Aku tidak merokok karena SEMESTA TIDAK MENGIZINKANNYA. Seolah-olah Tuhan, malaikat, setan, dan hukum fisika bersatu padu membuat pagar betis setiap kali aku menyentuh benda silinder berisi tembakau itu.
Ini adalah kronologi sejarah bagaimana alam semesta menggagalkan cita-citaku menjadi lelaki "cool" yang bisa menghembuskan asap berbentuk bulat.
BABAK 1: KEPALA VS PAWON (Tragedi Lebaran Kelas 5 SD)
Semua bermula saat aku duduk di bangku kelas 5 SD. Waktu itu adalah momen Lebaran. Seperti tradisi keluarga Jawa pada umumnya, kami mudik ke rumah Kakek di sebuah desa terpencil yang sinyal HP saja harus dicari dengan cara memanjat pohon kelapa.
Malam takbiran adalah malam kebebasan. Di teras rumah joglo Kakek yang luas, para lelaki dewasa berkumpul. Pakde, Budhe (eh Budhe perempuan ya, skip), Paman, Om, dan sepupu-sepupu yang sudah sunat, semuanya duduk melingkar. Kopi hitam pekat tersaji, toples nastar berjejer, dan tentu saja: Asap Rokok.
Aku, bocah ingusan yang masih pakai celana pendek bergambar Power Rangers, duduk di pojok mengamati mereka. Mereka terlihat sangat gagah. Pakde Slamet menghisap rokok kreteknya dalam-dalam... fuhhh... asap mengepul tebal. Wajahnya terlihat berwibawa bak mafia Italia versi kearifan lokal. Om Joko menjentikkan abu rokok dengan gaya yang keren banget.
Otak kecilku berbisik: "Cahyo, kalau kamu mau jadi lelaki sejati, kamu harus bisa mengeluarkan naga dari mulutmu seperti mereka."
Hasrat itu tak tertahankan. Tapi masalahnya satu: Kalau aku minta rokok terang-terangan, bisa-bisa aku disabet ortuku pakai sapu lidi sampai pantatku bermotif batik. Jadi, aku menyusun rencana kriminal pertamaku.
Tengah malam, saat gema takbir masih terdengar sayup-sayup dan semua orang dewasa sudah mendengkur (suara dengkuran Pakde Slamet setara gempa 5 Skala Richter), aku beraksi. Aku mengendap-endap ke ruang tamu. Mataku tertuju pada bungkus rokok "Gudang Garam Merah" yang tergeletak pasrah di meja. Isinya tinggal 3 batang. Dengan tangan gemetar, aku mencuri satu batang. Jantungku berdegup kencang: Dag-dig-dug-dher. Rasanya lebih tegang daripada nonton film horor Suzanna.

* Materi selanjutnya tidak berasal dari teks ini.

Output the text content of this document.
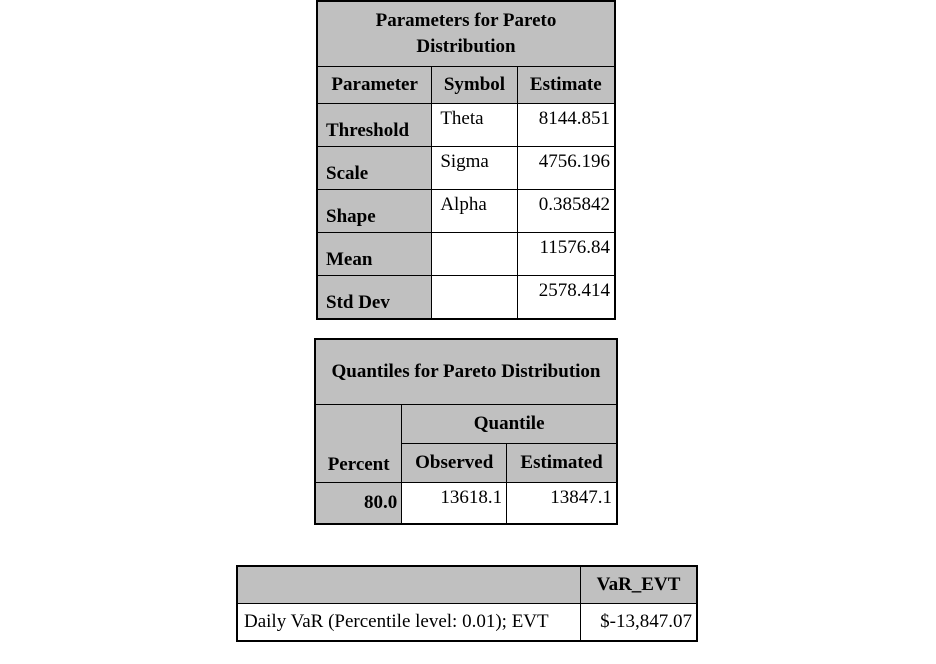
Parameters for Pareto Distribution		
Parameter	Symbol	Estimate
Threshold	Theta	8144.851
Scale	Sigma	4756.196
Shape	Alpha	0.385842
Mean		11576.84
Std Dev		2578.414
Quantiles for Pareto Distribution		
Percent	Quantile	
	Observed	Estimated
80.0	13618.1	13847.1
	VaR_EVT
Daily VaR (Percentile level: 0.01); EVT	$-13,847.07
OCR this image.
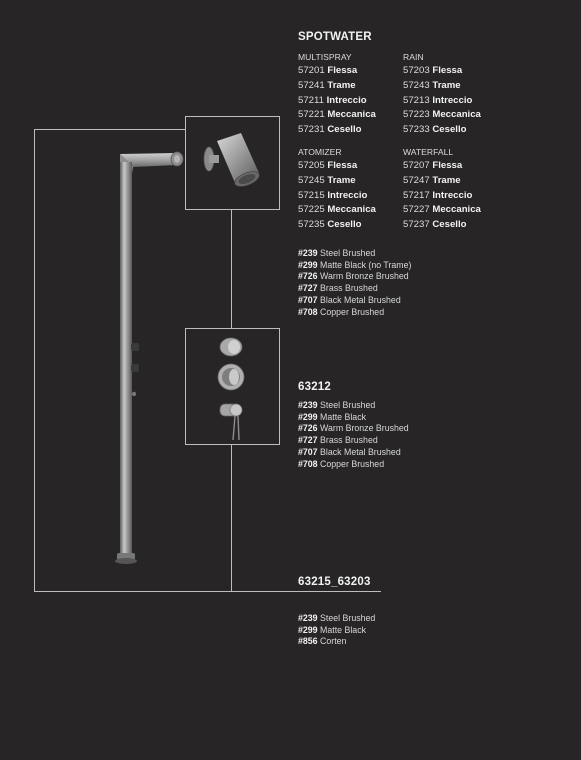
SPOTWATER
MULTISPRAY
57201 Flessa
57241 Trame
57211 Intreccio
57221 Meccanica
57231 Cesello
RAIN
57203 Flessa
57243 Trame
57213 Intreccio
57223 Meccanica
57233 Cesello
ATOMIZER
57205 Flessa
57245 Trame
57215 Intreccio
57225 Meccanica
57235 Cesello
WATERFALL
57207 Flessa
57247 Trame
57217 Intreccio
57227 Meccanica
57237 Cesello
#239 Steel Brushed
#299 Matte Black (no Trame)
#726 Warm Bronze Brushed
#727 Brass Brushed
#707 Black Metal Brushed
#708 Copper Brushed
63212
#239 Steel Brushed
#299 Matte Black
#726 Warm Bronze Brushed
#727 Brass Brushed
#707 Black Metal Brushed
#708 Copper Brushed
63215_63203
#239 Steel Brushed
#299 Matte Black
#856 Corten
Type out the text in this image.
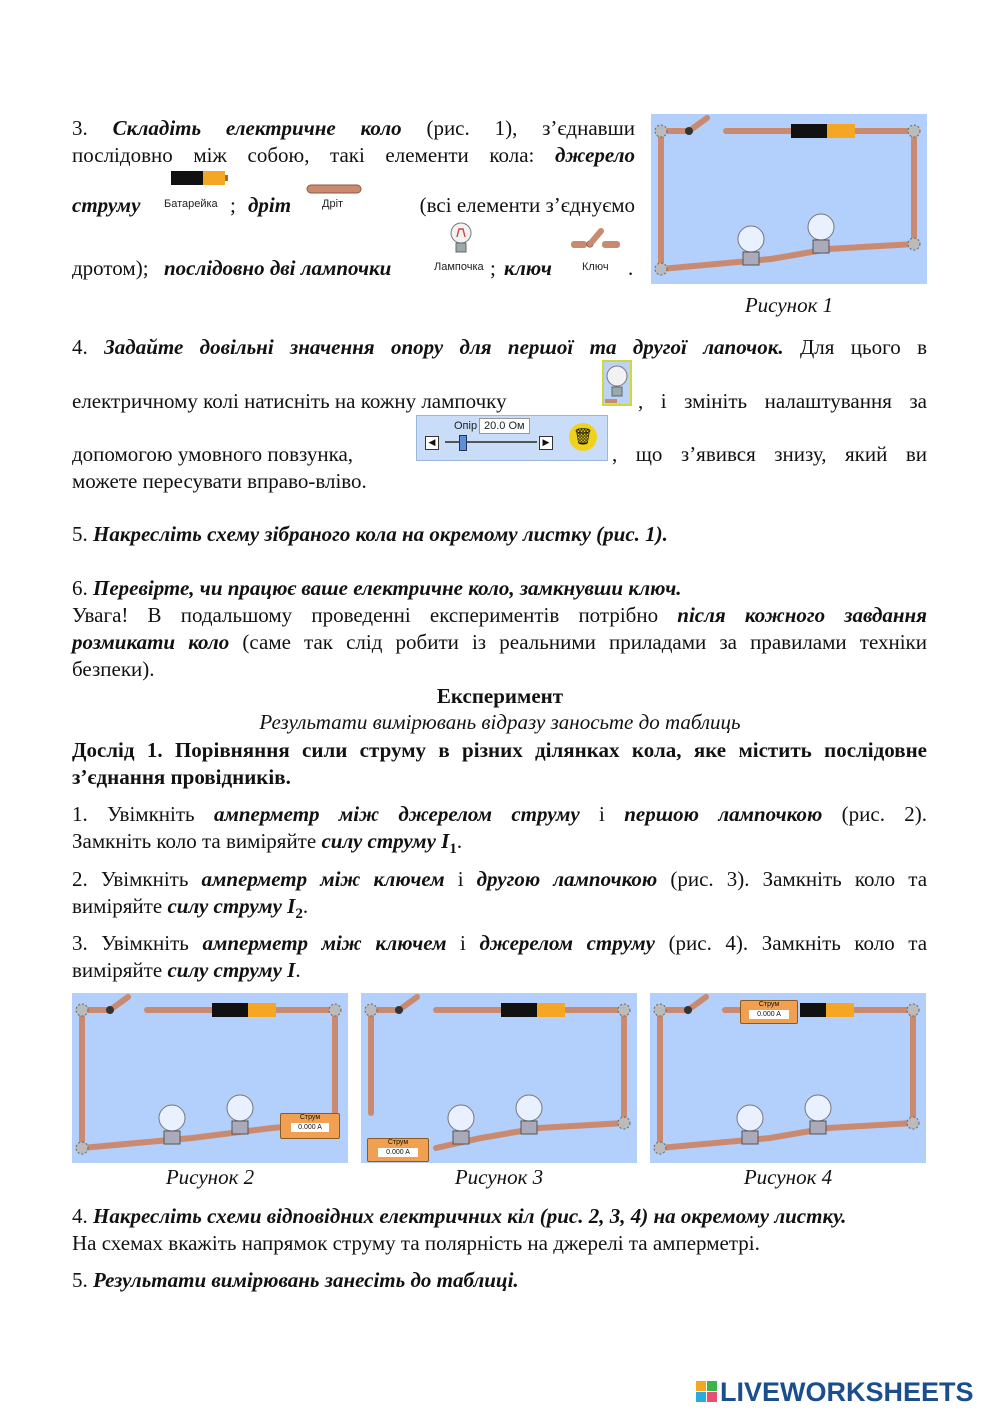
3. Складіть електричне коло (рис. 1), з’єднавши
послідовно між собою, такі елементи кола: джерело
струму Батарейка ; дріт	Дріт	(всі елементи з’єднуємо
дротом); послідовно дві лампочки	Лампочка ; ключ	Ключ .
Рисунок 1
4. Задайте довільні значення опору для першої та другої лапочок. Для цього в
електричному колі натисніть на кожну лампочку	, і змініть налаштування за
допомогою умовного повзунка,
Опір 20.0 Ом
◀	▶ 🗑
, що з’явився знизу, який ви
можете пересувати вправо-вліво.
5. Накресліть схему зібраного кола на окремому листку (рис. 1).
6. Перевірте, чи працює ваше електричне коло, замкнувши ключ.
Увага! В подальшому проведенні експериментів потрібно після кожного завдання
розмикати коло (саме так слід робити із реальними приладами за правилами техніки
безпеки).
Експеримент
Результати вимірювань відразу заносьте до таблиць
Дослід 1. Порівняння сили струму в різних ділянках кола, яке містить послідовне
з’єднання провідників.
1. Увімкніть амперметр між джерелом струму і першою лампочкою (рис. 2).
Замкніть коло та виміряйте силу струму $I_1$.
2. Увімкніть амперметр між ключем і другою лампочкою (рис. 3). Замкніть коло та
виміряйте силу струму $I_2$.
3. Увімкніть амперметр між ключем і джерелом струму (рис. 4). Замкніть коло та
виміряйте силу струму I.
Струм
0.000 A
Струм
0.000 A
Струм
0.000 A
Рисунок 2	Рисунок 3	Рисунок 4
4. Накресліть схеми відповідних електричних кіл (рис. 2, 3, 4) на окремому листку.
На схемах вкажіть напрямок струму та полярність на джерелі та амперметрі.
5. Результати вимірювань занесіть до таблиці.
LIVEWORKSHEETS
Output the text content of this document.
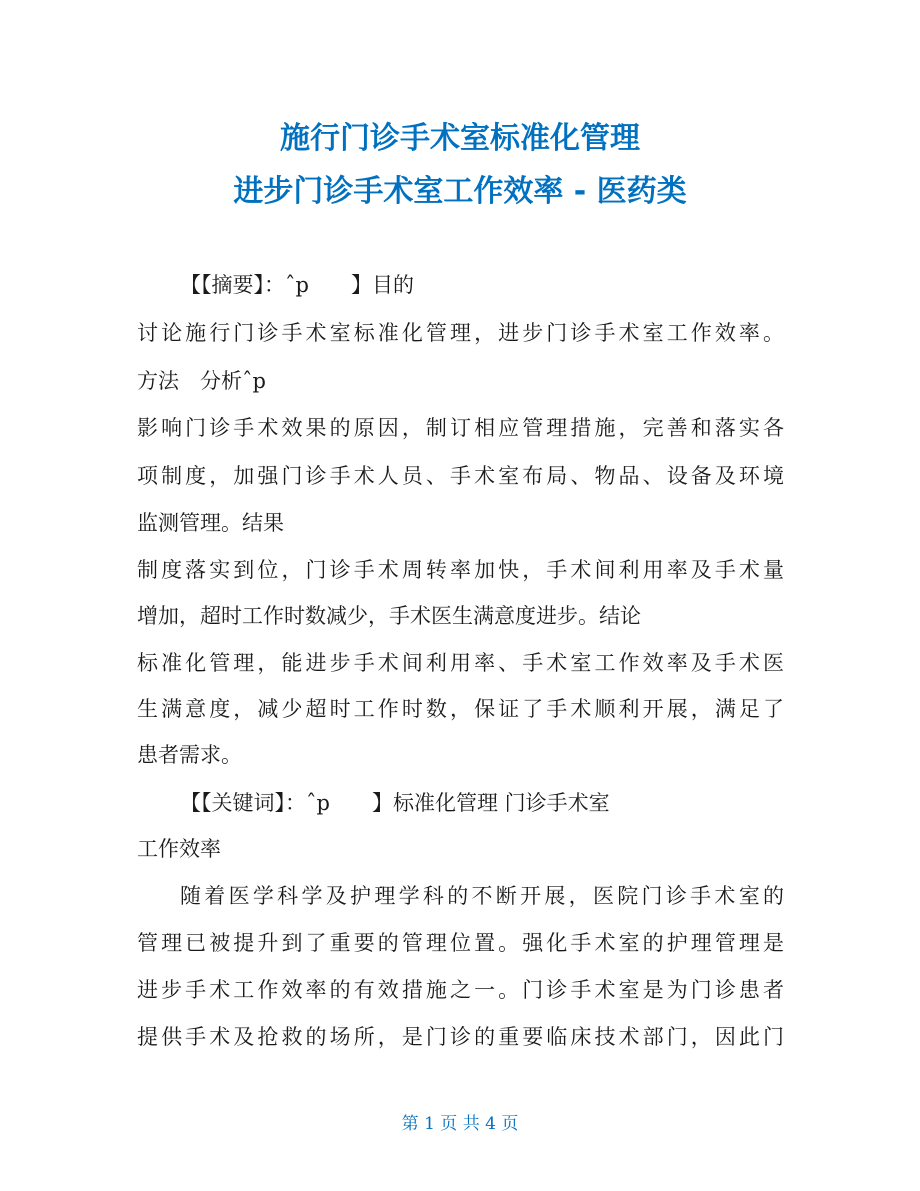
施行门诊手术室标准化管理
进步门诊手术室工作效率 - 医药类
【【摘要】：ˆp　　】目的
讨论施行门诊手术室标准化管理，进步门诊手术室工作效率。
方法　分析ˆp
影响门诊手术效果的原因，制订相应管理措施，完善和落实各
项制度，加强门诊手术人员、手术室布局、物品、设备及环境
监测管理。结果
制度落实到位，门诊手术周转率加快，手术间利用率及手术量
增加，超时工作时数减少，手术医生满意度进步。结论
标准化管理，能进步手术间利用率、手术室工作效率及手术医
生满意度，减少超时工作时数，保证了手术顺利开展，满足了
患者需求。
【【关键词】：ˆp　　】标准化管理 门诊手术室
工作效率
随着医学科学及护理学科的不断开展，医院门诊手术室的
管理已被提升到了重要的管理位置。强化手术室的护理管理是
进步手术工作效率的有效措施之一。门诊手术室是为门诊患者
提供手术及抢救的场所，是门诊的重要临床技术部门，因此门
第 1 页 共 4 页
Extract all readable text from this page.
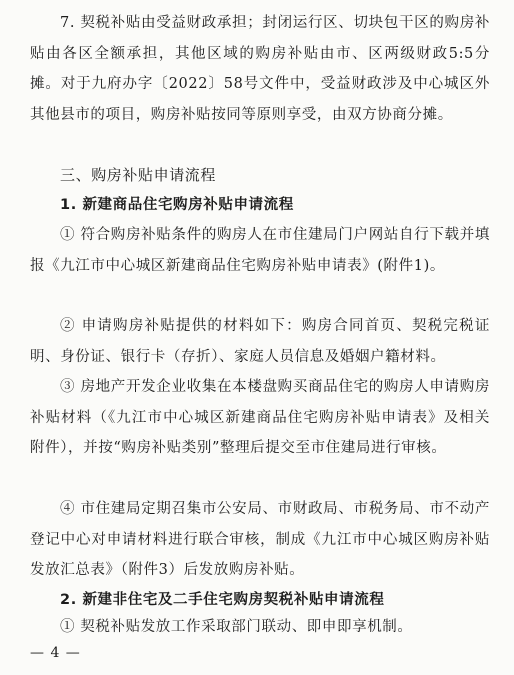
7. 契税补贴由受益财政承担；封闭运行区、切块包干区的购房补贴由各区全额承担，其他区域的购房补贴由市、区两级财政5:5分摊。对于九府办字〔2022〕58号文件中，受益财政涉及中心城区外其他县市的项目，购房补贴按同等原则享受，由双方协商分摊。

三、购房补贴申请流程

1. 新建商品住宅购房补贴申请流程

① 符合购房补贴条件的购房人在市住建局门户网站自行下载并填报《九江市中心城区新建商品住宅购房补贴申请表》(附件1)。

② 申请购房补贴提供的材料如下：购房合同首页、契税完税证明、身份证、银行卡（存折）、家庭人员信息及婚姻户籍材料。

③ 房地产开发企业收集在本楼盘购买商品住宅的购房人申请购房补贴材料（《九江市中心城区新建商品住宅购房补贴申请表》及相关附件），并按“购房补贴类别”整理后提交至市住建局进行审核。

④ 市住建局定期召集市公安局、市财政局、市税务局、市不动产登记中心对申请材料进行联合审核，制成《九江市中心城区购房补贴发放汇总表》（附件3）后发放购房补贴。

2. 新建非住宅及二手住宅购房契税补贴申请流程

① 契税补贴发放工作采取部门联动、即申即享机制。

— 4 —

Misi 1 berhasil: Rokok di tangan. Misi 2: Mencari Api. Ini masalah besar. Zaman itu di desa, korek gas adalah barang mewah. Korek kayu (korek api jes) biasanya dikantongi bapak-bapak. Aku mencari ke seluruh meja, nihil.
Aku berlari ke dapur belakang. Dapur Kakek masih sangat tradisional. Lantainya tanah, dindingnya anyaman bambu, dan kompornya bukan kompor gas elpiji, melainkan Pawon (tungku tanah liat yang menggunakan kayu bakar). Di dalam kegelapan dapur, aku melihat secercah harapan. Di salah satu lubang Pawon, masih ada sisa pembakaran sore tadi. Bara api merah menyala terlihat samar di dalam tumpukan abu.
Logika anak SD-ku bekerja: "Ada bara, berarti bisa bakar rokok." Aku mendekat. Aku mencoba menjulurkan tangan, memasukkan rokok ke dalam lubang tungku untuk menyentuh bara. Gagal. Tangan kependekan, panasnya minta ampun. Bulu tanganku hampir hangus.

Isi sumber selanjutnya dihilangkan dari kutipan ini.